In a recent study population geneticists Francesco Montinaro and Linda Ongaro from the University of Tartu analysed the DNA of ~12,000 individuals from twelve countries in the Americas. They investigated how historical migrations from other regions of the world have contributed to the patterns in the genetic makeup of people living in the Americas today. Additionally, they wanted to trace the origin and time of these genetic contributions and to reconstruct the demographic history of the Americas.

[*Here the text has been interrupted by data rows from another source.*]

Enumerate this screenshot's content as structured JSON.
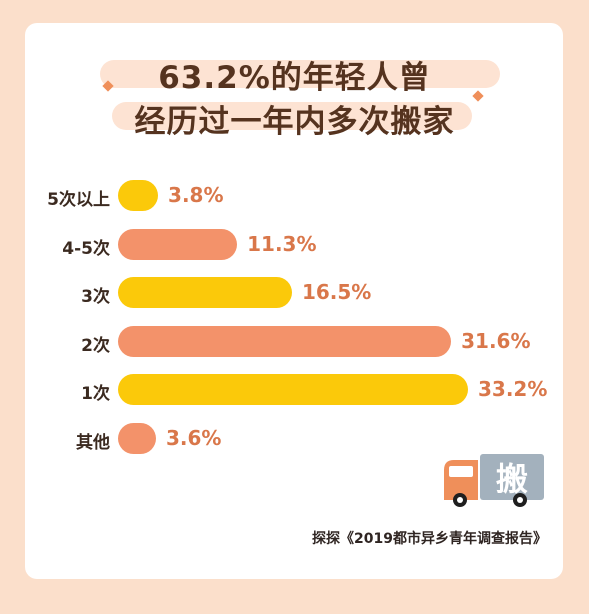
{
  "headline": {
    "line1": "63.2%的年轻人曾",
    "line2": "经历过一年内多次搬家"
  },
  "chart_data": {
    "type": "bar",
    "orientation": "horizontal",
    "categories": [
      "5次以上",
      "4-5次",
      "3次",
      "2次",
      "1次",
      "其他"
    ],
    "values": [
      3.8,
      11.3,
      16.5,
      31.6,
      33.2,
      3.6
    ],
    "value_labels": [
      "3.8%",
      "11.3%",
      "16.5%",
      "31.6%",
      "33.2%",
      "3.6%"
    ],
    "colors": [
      "#fbc90a",
      "#f3926a",
      "#fbc90a",
      "#f3926a",
      "#fbc90a",
      "#f3926a"
    ],
    "title": "",
    "xlabel": "",
    "ylabel": "",
    "grid": false,
    "legend": "none"
  },
  "truck_sign": "搬",
  "source": "探探《2019都市异乡青年调查报告》",
  "colors": {
    "background": "#fbdfcb",
    "card": "#ffffff",
    "title_text": "#55331f",
    "yellow": "#fbc90a",
    "orange": "#f3926a",
    "value_text": "#d9774a"
  }
}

Comparing the genomic fragments of American individuals with those of other parts of the world, the researchers discovered a high degree of complexity underlying the genetic contribution of European and African populations. What is more, the researchers uncovered a number of previously unknown genetic sources from Italy, Middle East and specific regions of Africa. The genetic diversity was also evident under a temporal perspective, with different groups impacting different regions of the Americas at different times. This is in line with the historical records of the European colonization and the slave deportation.

Moreover, the researchers describe the genetic mixing of European, African and Native American populations in very high detail. The analysis showed a decrease in population size in the majority of the populations soon after the arrival of European genetic ancestry in the continent around 500 years ago, followed by a general recovery.

These results will help to characterise and reconstruct the complexity of the dramatic demographic events in the continents. Furthermore, it will also provide a detailed description of the genetic background of different American populations for future epidemiological and medical studies.